There's an undercurrent of that in New York Times Supreme Court reporter Linda Greenhouse's "Supreme Court Memo," "Uncertainty Now in a Golden Youth's Trajectory," on Chief Justice John Roberts' seizure. Greenhouse evidently hoped that Roberts' brush with fallibility will soften the whiz-kid conservative's heart.
"Barely a month ago, he was presiding over the close of a dramatic Supreme Court term in which he and his ideological allies were clearly ascendant. At the top of his game, he promptly flew to Europe for lectures and meetings with the cream of the Continent’s legal establishment.

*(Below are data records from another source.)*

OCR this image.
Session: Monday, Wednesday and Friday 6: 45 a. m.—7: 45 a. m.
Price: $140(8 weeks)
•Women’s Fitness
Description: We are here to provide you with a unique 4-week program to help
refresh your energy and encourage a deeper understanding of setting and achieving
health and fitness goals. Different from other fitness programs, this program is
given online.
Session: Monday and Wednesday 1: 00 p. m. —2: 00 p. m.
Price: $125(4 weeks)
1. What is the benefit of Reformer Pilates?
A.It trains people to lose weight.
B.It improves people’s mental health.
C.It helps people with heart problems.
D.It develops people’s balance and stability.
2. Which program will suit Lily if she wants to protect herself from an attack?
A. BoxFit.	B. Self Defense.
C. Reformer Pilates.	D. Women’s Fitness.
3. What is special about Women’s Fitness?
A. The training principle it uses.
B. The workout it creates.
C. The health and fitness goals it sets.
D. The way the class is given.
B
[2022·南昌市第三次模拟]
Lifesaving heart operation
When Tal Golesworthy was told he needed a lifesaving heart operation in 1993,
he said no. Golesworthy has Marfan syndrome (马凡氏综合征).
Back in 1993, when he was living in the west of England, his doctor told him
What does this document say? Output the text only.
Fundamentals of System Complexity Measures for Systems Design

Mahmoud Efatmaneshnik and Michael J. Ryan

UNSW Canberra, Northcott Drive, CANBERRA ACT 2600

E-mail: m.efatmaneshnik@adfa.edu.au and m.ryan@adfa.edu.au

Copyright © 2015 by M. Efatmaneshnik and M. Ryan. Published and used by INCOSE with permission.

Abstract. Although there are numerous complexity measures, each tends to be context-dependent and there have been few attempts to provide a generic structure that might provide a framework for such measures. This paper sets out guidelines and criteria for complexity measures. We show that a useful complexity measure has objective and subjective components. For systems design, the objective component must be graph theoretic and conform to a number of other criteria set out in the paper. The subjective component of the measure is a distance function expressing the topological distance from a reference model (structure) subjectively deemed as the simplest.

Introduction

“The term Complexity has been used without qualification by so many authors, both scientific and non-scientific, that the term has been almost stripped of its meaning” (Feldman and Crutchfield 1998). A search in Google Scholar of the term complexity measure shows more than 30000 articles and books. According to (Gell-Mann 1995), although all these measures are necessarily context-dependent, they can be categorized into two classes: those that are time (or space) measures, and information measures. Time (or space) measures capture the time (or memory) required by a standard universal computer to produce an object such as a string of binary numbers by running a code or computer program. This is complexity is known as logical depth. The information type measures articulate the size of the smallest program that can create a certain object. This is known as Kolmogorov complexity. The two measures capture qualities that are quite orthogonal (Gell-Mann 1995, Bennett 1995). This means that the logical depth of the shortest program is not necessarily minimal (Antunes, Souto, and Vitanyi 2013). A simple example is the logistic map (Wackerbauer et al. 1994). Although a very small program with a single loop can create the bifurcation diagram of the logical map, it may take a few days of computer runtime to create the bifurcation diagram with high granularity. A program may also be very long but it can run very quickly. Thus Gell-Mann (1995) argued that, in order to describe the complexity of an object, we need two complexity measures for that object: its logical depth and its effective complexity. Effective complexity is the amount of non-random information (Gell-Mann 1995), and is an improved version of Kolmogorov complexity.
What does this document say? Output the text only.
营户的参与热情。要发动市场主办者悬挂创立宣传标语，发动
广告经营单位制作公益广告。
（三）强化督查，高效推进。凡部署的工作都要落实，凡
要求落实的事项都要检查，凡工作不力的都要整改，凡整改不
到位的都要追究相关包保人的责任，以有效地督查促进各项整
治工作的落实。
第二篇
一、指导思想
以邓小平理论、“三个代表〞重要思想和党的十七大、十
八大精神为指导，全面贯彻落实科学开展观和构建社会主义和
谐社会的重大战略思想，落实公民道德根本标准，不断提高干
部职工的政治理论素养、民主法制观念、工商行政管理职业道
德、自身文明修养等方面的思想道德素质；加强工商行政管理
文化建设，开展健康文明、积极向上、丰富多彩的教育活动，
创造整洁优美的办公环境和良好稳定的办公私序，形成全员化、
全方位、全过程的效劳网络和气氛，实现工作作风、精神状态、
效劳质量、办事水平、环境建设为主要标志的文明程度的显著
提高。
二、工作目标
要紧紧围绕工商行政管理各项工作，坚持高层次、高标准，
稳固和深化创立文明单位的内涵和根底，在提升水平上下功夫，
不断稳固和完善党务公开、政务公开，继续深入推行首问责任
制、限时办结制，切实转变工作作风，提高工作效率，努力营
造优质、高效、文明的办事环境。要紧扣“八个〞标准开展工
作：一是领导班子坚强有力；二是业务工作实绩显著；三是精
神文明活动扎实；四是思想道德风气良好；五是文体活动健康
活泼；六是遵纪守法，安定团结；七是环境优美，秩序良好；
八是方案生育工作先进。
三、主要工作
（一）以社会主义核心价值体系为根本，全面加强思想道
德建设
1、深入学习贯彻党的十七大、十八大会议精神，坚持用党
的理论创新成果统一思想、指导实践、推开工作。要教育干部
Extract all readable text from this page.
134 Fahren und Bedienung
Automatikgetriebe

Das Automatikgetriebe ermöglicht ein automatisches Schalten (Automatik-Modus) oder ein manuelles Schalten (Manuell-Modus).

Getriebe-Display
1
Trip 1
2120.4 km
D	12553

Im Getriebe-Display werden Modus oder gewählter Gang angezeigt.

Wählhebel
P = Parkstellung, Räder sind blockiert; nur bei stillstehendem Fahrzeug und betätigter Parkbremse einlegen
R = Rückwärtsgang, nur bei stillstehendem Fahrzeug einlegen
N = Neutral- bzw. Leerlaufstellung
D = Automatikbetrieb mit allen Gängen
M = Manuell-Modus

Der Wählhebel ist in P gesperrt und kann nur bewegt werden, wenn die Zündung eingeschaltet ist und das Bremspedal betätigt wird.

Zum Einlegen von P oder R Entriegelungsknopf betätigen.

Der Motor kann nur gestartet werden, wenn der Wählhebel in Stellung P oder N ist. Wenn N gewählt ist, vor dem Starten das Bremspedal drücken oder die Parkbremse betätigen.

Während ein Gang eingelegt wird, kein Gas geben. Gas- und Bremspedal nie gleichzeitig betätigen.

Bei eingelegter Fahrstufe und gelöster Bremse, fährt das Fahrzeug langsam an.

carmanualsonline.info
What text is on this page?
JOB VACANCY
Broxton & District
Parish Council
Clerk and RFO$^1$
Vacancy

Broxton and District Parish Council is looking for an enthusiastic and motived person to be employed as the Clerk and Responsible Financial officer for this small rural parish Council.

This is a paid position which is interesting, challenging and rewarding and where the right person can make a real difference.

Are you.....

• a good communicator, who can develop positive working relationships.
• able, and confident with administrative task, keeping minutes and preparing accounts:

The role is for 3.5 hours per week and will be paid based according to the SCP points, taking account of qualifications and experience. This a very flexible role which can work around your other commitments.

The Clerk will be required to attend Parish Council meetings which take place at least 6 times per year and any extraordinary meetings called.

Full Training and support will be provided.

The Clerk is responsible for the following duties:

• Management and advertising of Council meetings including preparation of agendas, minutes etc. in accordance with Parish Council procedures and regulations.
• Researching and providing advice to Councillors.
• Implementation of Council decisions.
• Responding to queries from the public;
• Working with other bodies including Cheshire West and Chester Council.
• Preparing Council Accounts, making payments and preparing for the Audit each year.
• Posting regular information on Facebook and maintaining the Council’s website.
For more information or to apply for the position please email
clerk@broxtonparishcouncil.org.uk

"Then out of the blue, on a clear summer day, he became a middle-age man in need of emergency medical treatment, hospitalized and confronting the implications of a condition that could affect his life in big and small ways like requiring daily medication or making it inadvisable to drive a car.
"In October, when he returns to his seat at the center of the Supreme Court bench, will colleagues and courtroom spectators see the same golden youth whose trajectory was unmarked by setback or sorrow? Or will they see someone suddenly vulnerable, with a medical condition that, while treatable and shared by millions, can still inspire fear?
"Or to dig deeper, might this encounter with illness even change the way John Roberts sees himself, his job or the world?
"Prof. William H. Chafe, a historian at Duke University, published a book last year, 'Private Lives, Public Consequences: Personality and Politics in Modern America'” in which he presented portraits of prominent 20th-century Americans, including Franklin D. Roosevelt, the Rev. Dr. Martin Luther King Jr., John F. Kennedy and Bill Clinton.
"Professor Chafe argued that trauma or tragedy strengthened them and gave them the qualities of leadership they displayed later in life. Could adversity temper a jurisprudence that critics of the chief justice have discerned as bloodless and unduly distant from the messy reality of the lives of ordinary people who fail to file their appeals on time?"
Apparently liberals have given up on making constitutional arguments that would appeal to five members of the current Supreme Court, and instead are literally hoping for change from within.